BS: We were in a very solid financial place, and for the first month I saw COVID as an existential threat. But the federal government’s Paycheck Protection Program gave us a cash infusion that we needed. And the Jewish Healthcare Foundation, which generally didn’t provide unrestricted grants, told us that they wanted to be here for us. They made us an unrestricted grant that we’ll use over three years, a $2.5 million grant. Federation has been incredibly generous in supporting specific needs and programs, like COVID screenings at our overnight camp. It’s one thing to get a pat on the back, it’s another thing to have a philanthropic backstop. We know that the fitness model is going to have some real challenges, but things are happening here. Today, we have 1,200 people here getting vaccinated. We’re still in the red. We need continued support. It’s not going to be easy. But I see a path.

HC: And culturally, have there been any COVID effects?

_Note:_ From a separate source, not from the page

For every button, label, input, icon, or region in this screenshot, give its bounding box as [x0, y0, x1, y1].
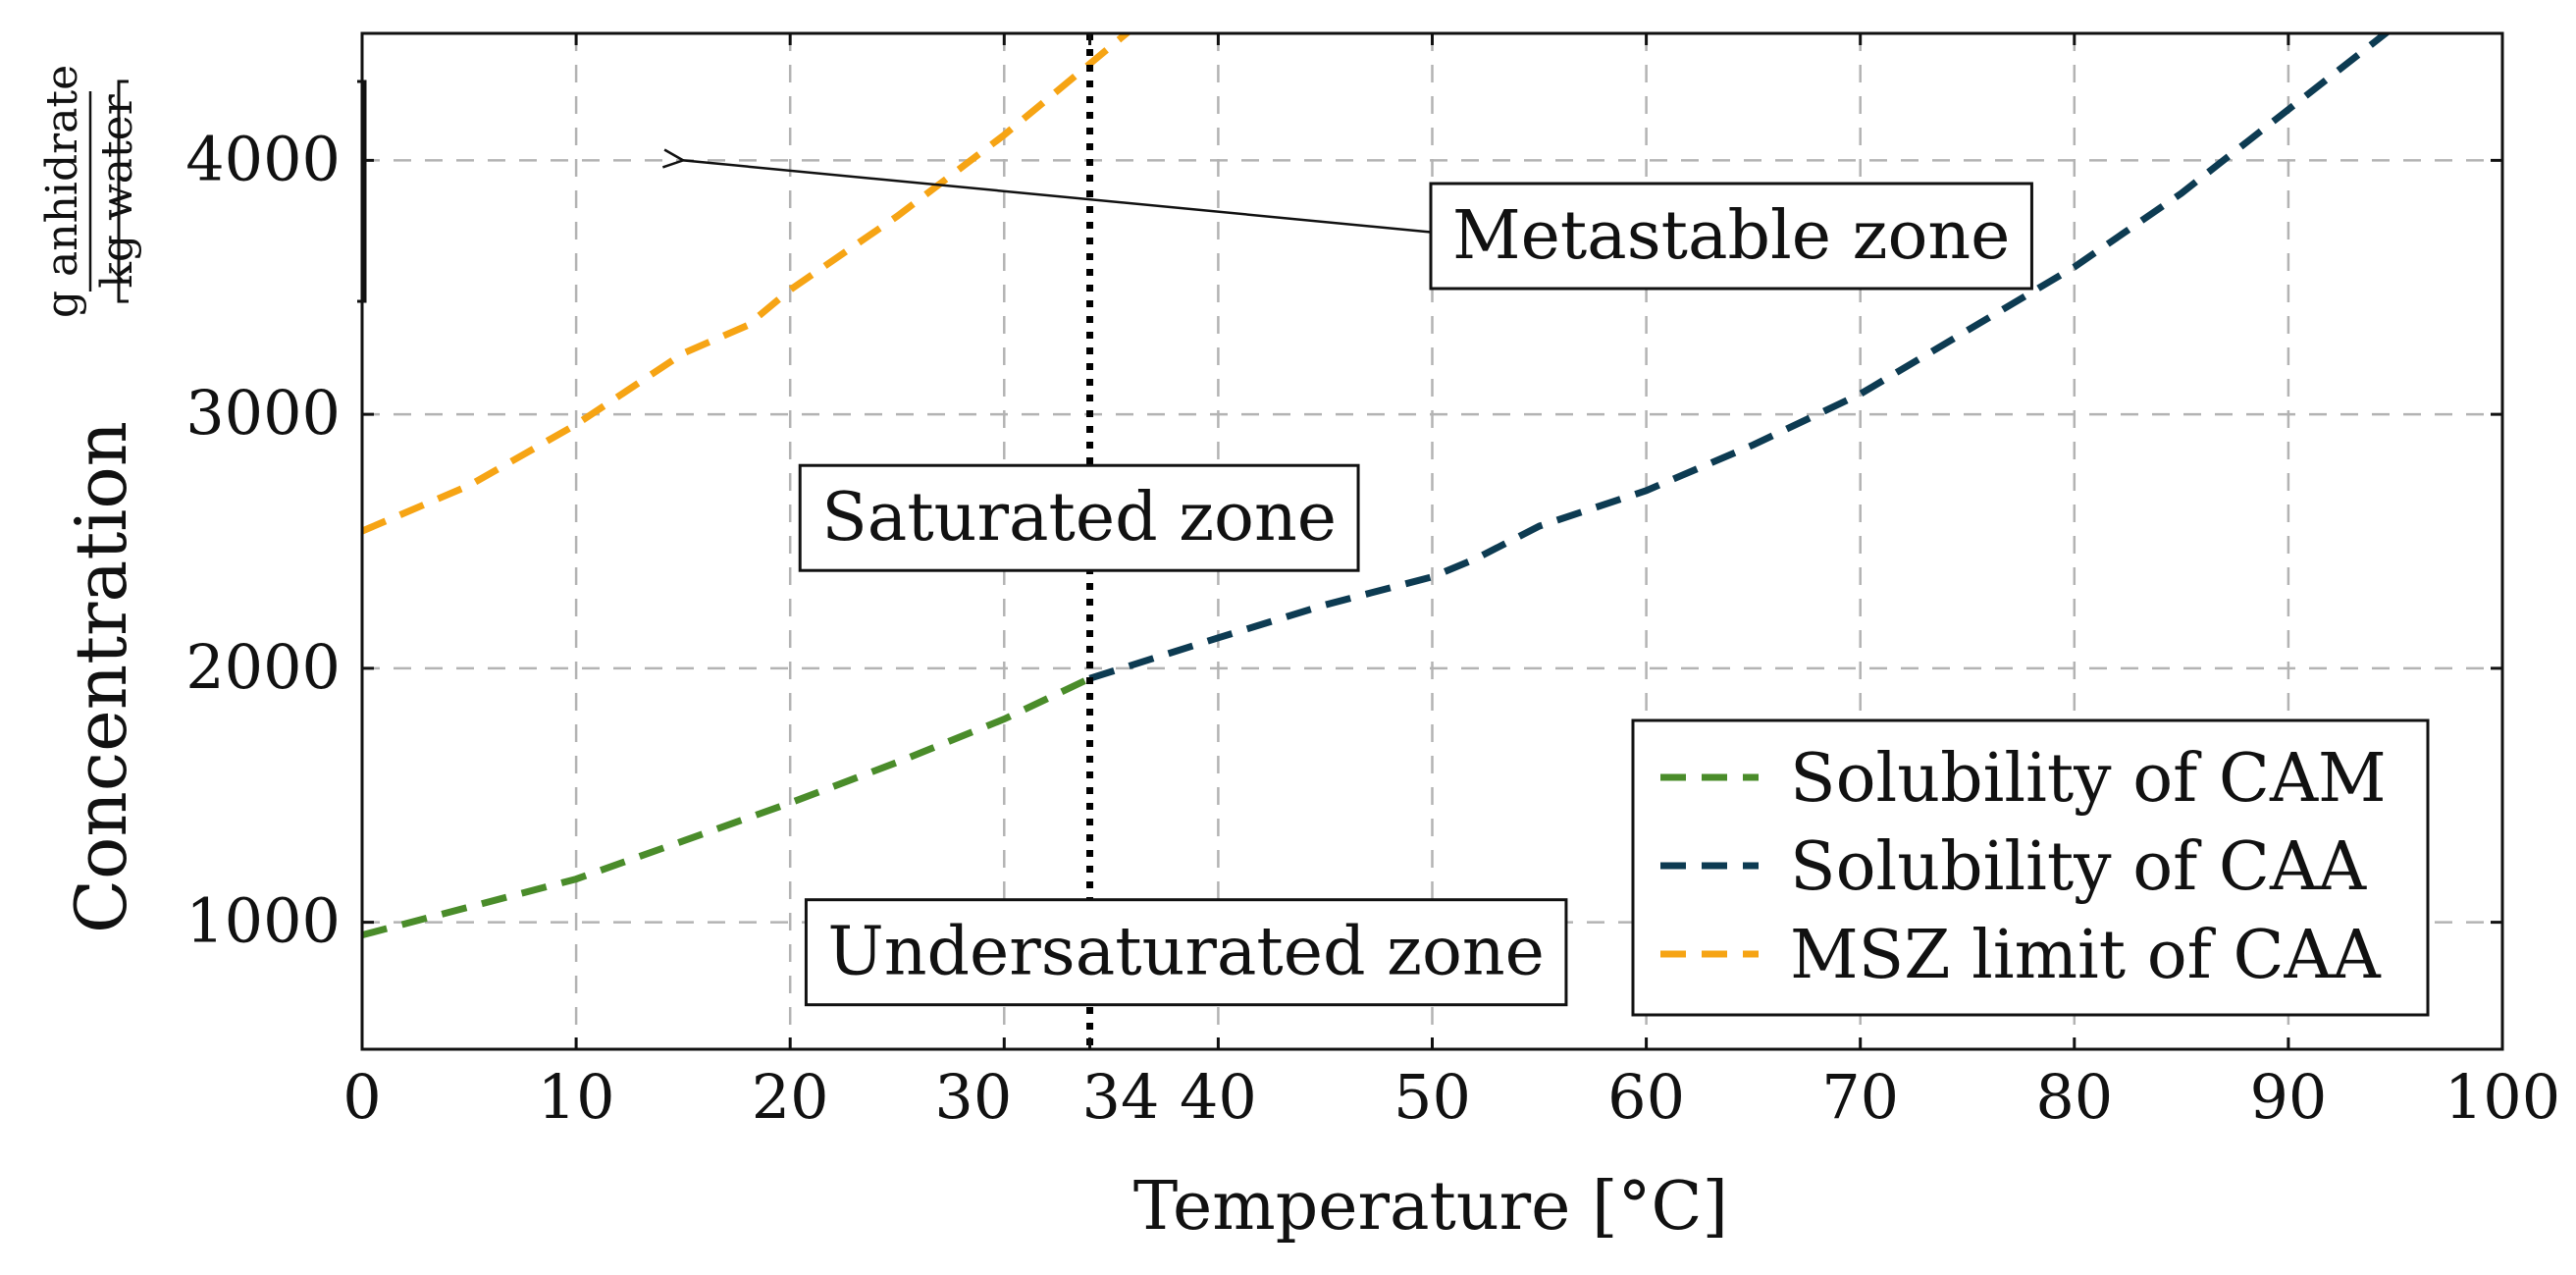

BS: The organization has flattened. Once every two weeks I’m out in our South Hills branch, opening up with the security guard at 5:30 in the morning. I don’t want to go back to the traditional hierarchical way of doing things. There is incredible emerging strength in the people who are in charge of early childhood education and camps. I don’t want them to feel tired or trapped in middle management. How do I include them in the decision-making? How do I stay in touch with what’s going on in the organization in a deeper way? I’m thinking about “hoteling,” that practice of people not having their own offices, but working in a shared space and also having spaces for private conversations. I’m bringing 15 people in to talk about whether we can do hybrid workforce, with some people remote. How can we do that when 70% of the staff can’t be remote, because they’re doing direct service?

HC: Any thoughts on the study the Pew Research Center released this week, “Jewish Americans in 2020?”

BS: It’s striking how divided we are, even just politically. JCCs can help bridge some of those gaps. We can meet people’s needs without having to bring everybody together at the same time. We’re not agnostic, but we are pluralistic. Diversity in observance is complex, too. Bridging those divides is about relationships, and we can help build them here.

HC: Does the center ever take stances on issues?

BS: In 2016, we started to see our civil discourse erode because of the complexity of the presidential election. There were disagreements about whether we should turn on CNN or Fox in the fitness facility. So we created our Center for Loving Kindness to foster dialogue. But also, so many JCCs come out of the settlement house movement, where there was a foundational belief that the Jewish community thrives in a pluralistic, democratic society, and you need to have civic participation for that. So we are not partisan, but we are educators on civic issues. Even well before the shooting, we brought people together to learn about gun control and gun issues. Just creating the opportunity for education and conversation is sometimes controversial, but that’s a classic role for us. There’s also the issue of voting access. We are watching that closely here in Pennsylvania. We respect the League of Women Voters. If they feel there’s a concern, we might jump in and engage an issue that’s central to the Jewish experience and core to our values as a community center.